I don't mean to single you out here, but a number of people refer to me as Steve or Steven and neither of those are my name. (I do not understand why people do that. Anyone have a clue?)

Anyway, yes, the full relativistic Doppler formula depends upon the angle between the light ray path and the relative velocity vector. For the source in the primed frame, the frequency relationship is f'/f = [1 + (v/c) cos(theta)]/[1 - (v/c)^2]^1/2, where theta is the angle mentioned. As you noted, the observation is dependent on this angle. Note also that at theta = pi/2 we have just the transverse Doppler effect. This can be seen as a reduction to where the frequencies are related by simply f'/f = [1 - (v/c)^2], which is simply the time dilation.

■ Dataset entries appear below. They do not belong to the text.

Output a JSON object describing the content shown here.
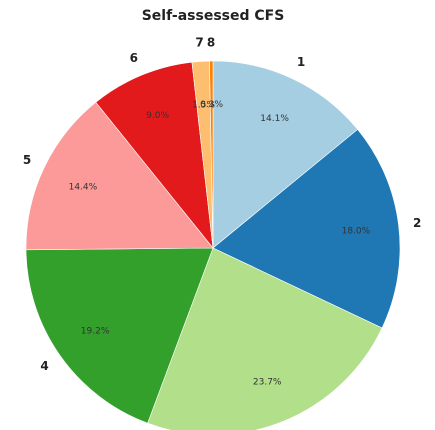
{
  "chart_data": {
    "type": "pie",
    "title": "Self-assessed CFS",
    "categories": [
      "1",
      "2",
      "3",
      "4",
      "5",
      "6",
      "7",
      "8"
    ],
    "values": [
      14.1,
      18.0,
      23.7,
      19.2,
      14.4,
      9.0,
      1.5,
      0.3
    ],
    "value_labels": [
      "14.1%",
      "18.0%",
      "23.7%",
      "19.2%",
      "14.4%",
      "9.0%",
      "1.5%",
      "0.3%"
    ],
    "colors": [
      "#a6cee3",
      "#1f78b4",
      "#b2df8a",
      "#33a02c",
      "#fb9a99",
      "#e31a1c",
      "#fdbf6f",
      "#ff7f00"
    ],
    "start_angle": 90,
    "direction": "clockwise",
    "legend": "none"
  }
}
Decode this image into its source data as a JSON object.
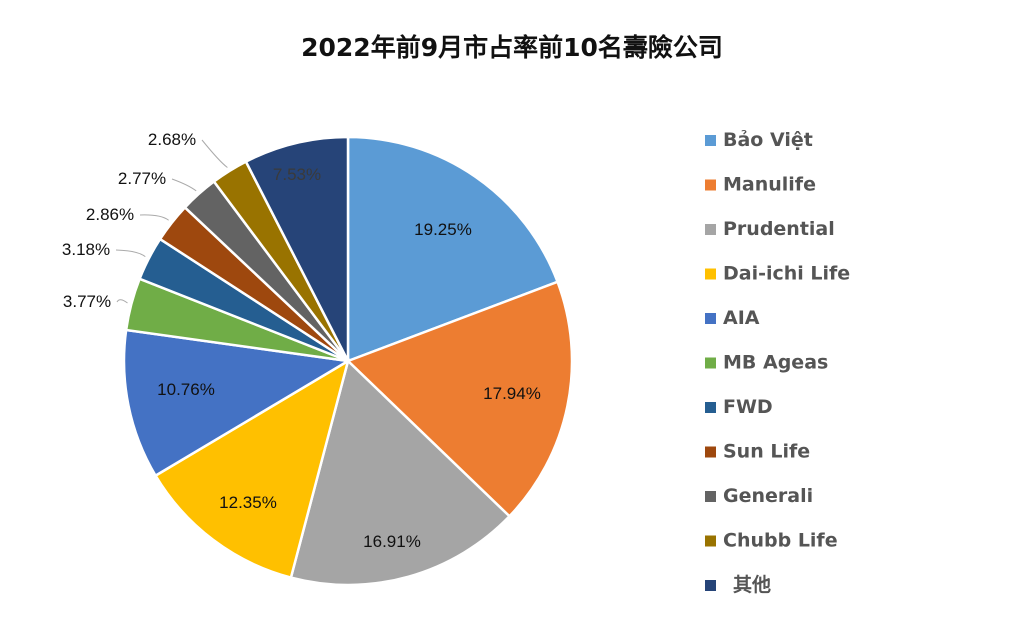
{
  "chart_data": {
    "type": "pie",
    "title": "2022年前9月市占率前10名壽險公司",
    "start": "12 o'clock, clockwise",
    "legend_position": "right",
    "categories": [
      "Bảo Việt",
      "Manulife",
      "Prudential",
      "Dai-ichi Life",
      "AIA",
      "MB Ageas",
      "FWD",
      "Sun Life",
      "Generali",
      "Chubb Life",
      "其他"
    ],
    "values": [
      19.25,
      17.94,
      16.91,
      12.35,
      10.76,
      3.77,
      3.18,
      2.86,
      2.77,
      2.68,
      7.53
    ],
    "labels": [
      "19.25%",
      "17.94%",
      "16.91%",
      "12.35%",
      "10.76%",
      "3.77%",
      "3.18%",
      "2.86%",
      "2.77%",
      "2.68%",
      "7.53%"
    ],
    "colors": [
      "#5B9BD5",
      "#ED7D31",
      "#A5A5A5",
      "#FFC000",
      "#4472C4",
      "#70AD47",
      "#255E91",
      "#9E480E",
      "#636363",
      "#997300",
      "#264478"
    ]
  }
}
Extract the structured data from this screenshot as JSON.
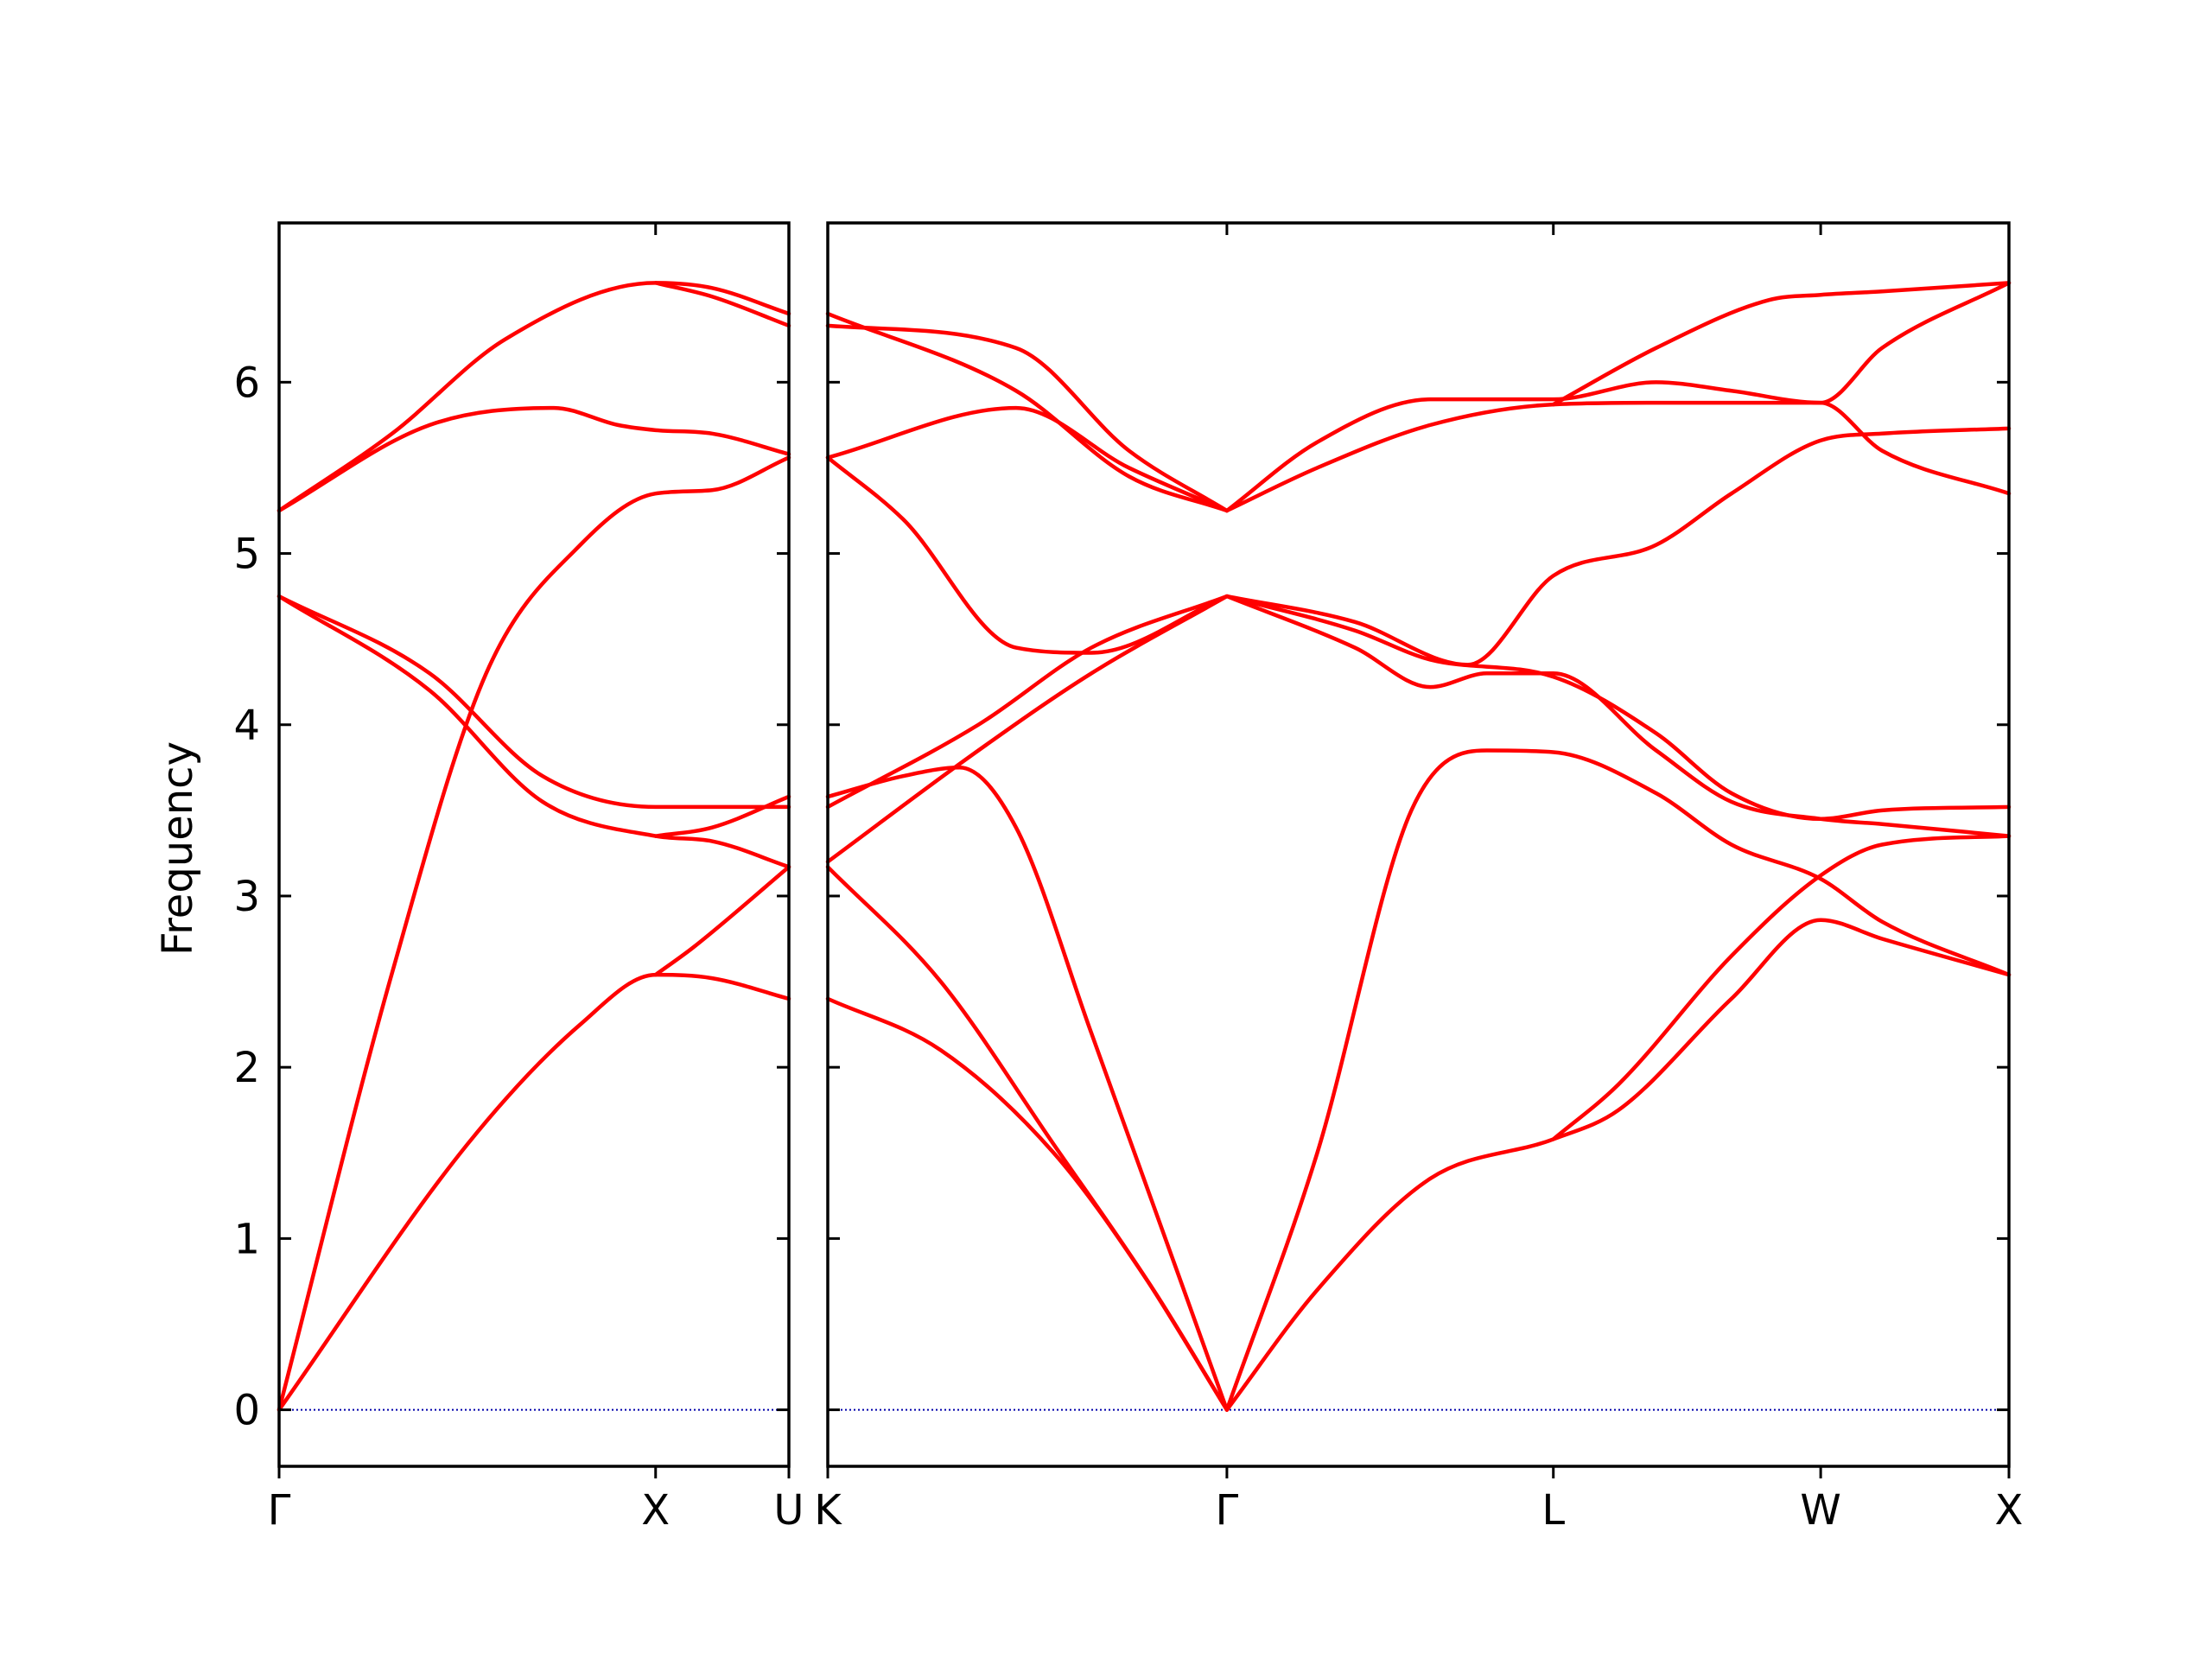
{
  "chart_data": {
    "type": "line",
    "title": "",
    "ylabel": "Frequency",
    "ylim": [
      -0.33,
      6.93
    ],
    "yticks": [
      0,
      1,
      2,
      3,
      4,
      5,
      6
    ],
    "line_color": "#ff0000",
    "zero_line_color": "#0000aa",
    "grid": false,
    "panels": [
      {
        "name": "left",
        "xticks": [
          {
            "label": "Γ",
            "x": 0
          },
          {
            "label": "X",
            "x": 1
          },
          {
            "label": "U",
            "x": 1.354
          }
        ],
        "xlim": [
          0,
          1.354
        ],
        "bands": [
          {
            "name": "band-1",
            "points": [
              [
                0,
                0
              ],
              [
                0.5,
                1.55
              ],
              [
                0.8,
                2.25
              ],
              [
                1.0,
                2.54
              ],
              [
                1.15,
                2.52
              ],
              [
                1.354,
                2.4
              ]
            ]
          },
          {
            "name": "band-2",
            "points": [
              [
                0,
                0
              ],
              [
                0.3,
                2.55
              ],
              [
                0.55,
                4.3
              ],
              [
                0.8,
                5.05
              ],
              [
                1.0,
                5.35
              ],
              [
                1.15,
                5.37
              ],
              [
                1.354,
                5.56
              ]
            ]
          },
          {
            "name": "band-3",
            "points": [
              [
                0,
                4.75
              ],
              [
                0.4,
                4.2
              ],
              [
                0.7,
                3.55
              ],
              [
                1.0,
                3.35
              ],
              [
                1.15,
                3.32
              ],
              [
                1.354,
                3.17
              ]
            ]
          },
          {
            "name": "band-4",
            "points": [
              [
                0,
                4.75
              ],
              [
                0.4,
                4.3
              ],
              [
                0.7,
                3.7
              ],
              [
                1.0,
                3.52
              ],
              [
                1.15,
                3.52
              ],
              [
                1.354,
                3.52
              ]
            ]
          },
          {
            "name": "band-5",
            "points": [
              [
                0,
                5.25
              ],
              [
                0.4,
                5.75
              ],
              [
                0.73,
                5.85
              ],
              [
                0.9,
                5.75
              ],
              [
                1.0,
                5.72
              ],
              [
                1.15,
                5.7
              ],
              [
                1.354,
                5.58
              ]
            ]
          },
          {
            "name": "band-6",
            "points": [
              [
                0,
                5.25
              ],
              [
                0.3,
                5.7
              ],
              [
                0.6,
                6.25
              ],
              [
                1.0,
                6.58
              ],
              [
                1.15,
                6.55
              ],
              [
                1.354,
                6.4
              ]
            ]
          },
          {
            "name": "band-7",
            "points": [
              [
                1.0,
                2.54
              ],
              [
                1.1,
                2.7
              ],
              [
                1.354,
                3.17
              ]
            ]
          },
          {
            "name": "band-8",
            "points": [
              [
                1.0,
                3.35
              ],
              [
                1.15,
                3.4
              ],
              [
                1.354,
                3.58
              ]
            ]
          },
          {
            "name": "band-9",
            "points": [
              [
                1.0,
                6.58
              ],
              [
                1.15,
                6.5
              ],
              [
                1.354,
                6.33
              ]
            ]
          }
        ]
      },
      {
        "name": "right",
        "xticks": [
          {
            "label": "K",
            "x": 0
          },
          {
            "label": "Γ",
            "x": 1.06
          },
          {
            "label": "L",
            "x": 1.927
          },
          {
            "label": "W",
            "x": 2.637
          },
          {
            "label": "X",
            "x": 3.137
          }
        ],
        "xlim": [
          0,
          3.137
        ],
        "bands": [
          {
            "name": "band-1",
            "points": [
              [
                0,
                2.4
              ],
              [
                0.3,
                2.1
              ],
              [
                0.6,
                1.5
              ],
              [
                0.85,
                0.75
              ],
              [
                1.06,
                0
              ]
            ]
          },
          {
            "name": "band-2",
            "points": [
              [
                0,
                3.17
              ],
              [
                0.3,
                2.5
              ],
              [
                0.6,
                1.55
              ],
              [
                0.85,
                0.75
              ],
              [
                1.06,
                0
              ]
            ]
          },
          {
            "name": "band-3",
            "points": [
              [
                0,
                3.58
              ],
              [
                0.2,
                3.7
              ],
              [
                0.35,
                3.75
              ],
              [
                0.5,
                3.4
              ],
              [
                0.7,
                2.2
              ],
              [
                1.06,
                0
              ]
            ]
          },
          {
            "name": "band-4",
            "points": [
              [
                0,
                3.52
              ],
              [
                0.4,
                4.0
              ],
              [
                0.7,
                4.45
              ],
              [
                1.06,
                4.75
              ]
            ]
          },
          {
            "name": "band-5",
            "points": [
              [
                0,
                3.2
              ],
              [
                0.4,
                3.85
              ],
              [
                0.7,
                4.3
              ],
              [
                1.06,
                4.75
              ]
            ]
          },
          {
            "name": "band-6",
            "points": [
              [
                0,
                5.56
              ],
              [
                0.2,
                5.2
              ],
              [
                0.5,
                4.45
              ],
              [
                0.7,
                4.42
              ],
              [
                1.06,
                4.75
              ]
            ]
          },
          {
            "name": "band-7",
            "points": [
              [
                0,
                5.56
              ],
              [
                0.5,
                5.85
              ],
              [
                0.8,
                5.5
              ],
              [
                1.06,
                5.25
              ]
            ]
          },
          {
            "name": "band-8",
            "points": [
              [
                0,
                6.33
              ],
              [
                0.5,
                6.2
              ],
              [
                0.8,
                5.6
              ],
              [
                1.06,
                5.25
              ]
            ]
          },
          {
            "name": "band-9",
            "points": [
              [
                0,
                6.4
              ],
              [
                0.5,
                5.95
              ],
              [
                0.8,
                5.45
              ],
              [
                1.06,
                5.25
              ]
            ]
          },
          {
            "name": "band-10",
            "points": [
              [
                1.06,
                0
              ],
              [
                1.3,
                0.7
              ],
              [
                1.6,
                1.35
              ],
              [
                1.927,
                1.58
              ],
              [
                2.1,
                1.75
              ],
              [
                2.4,
                2.4
              ],
              [
                2.637,
                2.86
              ],
              [
                2.8,
                2.75
              ],
              [
                3.137,
                2.54
              ]
            ]
          },
          {
            "name": "band-11",
            "points": [
              [
                1.06,
                0
              ],
              [
                1.3,
                1.5
              ],
              [
                1.55,
                3.5
              ],
              [
                1.75,
                3.85
              ],
              [
                1.927,
                3.84
              ],
              [
                2.2,
                3.6
              ],
              [
                2.4,
                3.3
              ],
              [
                2.637,
                3.1
              ],
              [
                2.8,
                2.85
              ],
              [
                3.137,
                2.54
              ]
            ]
          },
          {
            "name": "band-12",
            "points": [
              [
                1.927,
                1.58
              ],
              [
                2.1,
                1.9
              ],
              [
                2.4,
                2.65
              ],
              [
                2.637,
                3.12
              ],
              [
                2.8,
                3.3
              ],
              [
                3.137,
                3.35
              ]
            ]
          },
          {
            "name": "band-13",
            "points": [
              [
                1.06,
                4.75
              ],
              [
                1.4,
                4.45
              ],
              [
                1.6,
                4.22
              ],
              [
                1.75,
                4.3
              ],
              [
                1.927,
                4.3
              ],
              [
                2.2,
                3.85
              ],
              [
                2.4,
                3.55
              ],
              [
                2.637,
                3.45
              ],
              [
                2.8,
                3.42
              ],
              [
                3.137,
                3.35
              ]
            ]
          },
          {
            "name": "band-14",
            "points": [
              [
                1.06,
                4.75
              ],
              [
                1.4,
                4.55
              ],
              [
                1.6,
                4.38
              ],
              [
                1.927,
                4.28
              ],
              [
                2.2,
                3.95
              ],
              [
                2.4,
                3.6
              ],
              [
                2.637,
                3.45
              ],
              [
                2.8,
                3.5
              ],
              [
                3.137,
                3.52
              ]
            ]
          },
          {
            "name": "band-15",
            "points": [
              [
                1.06,
                4.75
              ],
              [
                1.4,
                4.6
              ],
              [
                1.7,
                4.35
              ],
              [
                1.927,
                4.87
              ],
              [
                2.2,
                5.05
              ],
              [
                2.4,
                5.35
              ],
              [
                2.637,
                5.66
              ],
              [
                2.8,
                5.7
              ],
              [
                3.137,
                5.73
              ]
            ]
          },
          {
            "name": "band-16",
            "points": [
              [
                1.06,
                5.25
              ],
              [
                1.3,
                5.5
              ],
              [
                1.6,
                5.75
              ],
              [
                1.927,
                5.87
              ],
              [
                2.2,
                5.88
              ],
              [
                2.637,
                5.88
              ],
              [
                2.8,
                5.6
              ],
              [
                3.137,
                5.35
              ]
            ]
          },
          {
            "name": "band-17",
            "points": [
              [
                1.06,
                5.25
              ],
              [
                1.3,
                5.65
              ],
              [
                1.6,
                5.9
              ],
              [
                1.927,
                5.9
              ],
              [
                2.2,
                6.0
              ],
              [
                2.4,
                5.95
              ],
              [
                2.637,
                5.88
              ],
              [
                2.8,
                6.2
              ],
              [
                3.137,
                6.58
              ]
            ]
          },
          {
            "name": "band-18",
            "points": [
              [
                1.927,
                5.87
              ],
              [
                2.2,
                6.2
              ],
              [
                2.5,
                6.48
              ],
              [
                2.637,
                6.51
              ],
              [
                2.8,
                6.53
              ],
              [
                3.137,
                6.58
              ]
            ]
          }
        ]
      }
    ]
  }
}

It is instructive to see the expansion of the derived vector form where v is the instantaneous velocity and v_r is the radial velocity component. The relationship f'/f = [(1 + v_r/c]/[1 - (v/c)^2]^1/2 can be expanded to 1 + v_r/c + v^2/(2c^2) + higher order terms O(v^3/c^3). This shows that the relativistic Doppler shift can be seen as the classical Doppler of 1 + v_r/c and the relativistic effect of v^2/(2c^2), at least to the order specified.

Have I got this right?  Although I'm an optical engineer by profession, I haven't needed to use relativistic mechanics for about 18 years now.

You seem to be doing fine, but you are just not moving fast enough!

p.s. The field you are in is wonderfully inventive and as long as you continue to enjoy yourself I suspect the challenge will be there for some time.

[aturner]

Terribly sorry about the misspelling, Stephen, I actually caught the error after posting and considered sending a correction. Should have, apparently.

[stephen_speicher]

Terribly sorry about the misspelling, Stephen,  I actually caught the error after posting and considered sending a correction.  Should have, apparently.

That's okay. It's just a little annoying. I cannot figure out why so many people morph a name like mine into something else, but not do the same with other names.

[aturner]

I have a difference of opinion on Stephen being a uniquely morphed name. Apparently, Aaron = Erin = Aron = Arron. And believe me, that first mispelling eventually gets on one's nerves.

Aaron Turner

[Ed from OC]

With the box at rest with respect to the observer, record the frequency (or wavelength) of the light.  Lets say it is 530 nanometers (a favorite of mine).

Me too. It's a pretty shade of green. Have you played with a doubled Nd:YVO4? It makes a nice deep blue at 457 nm.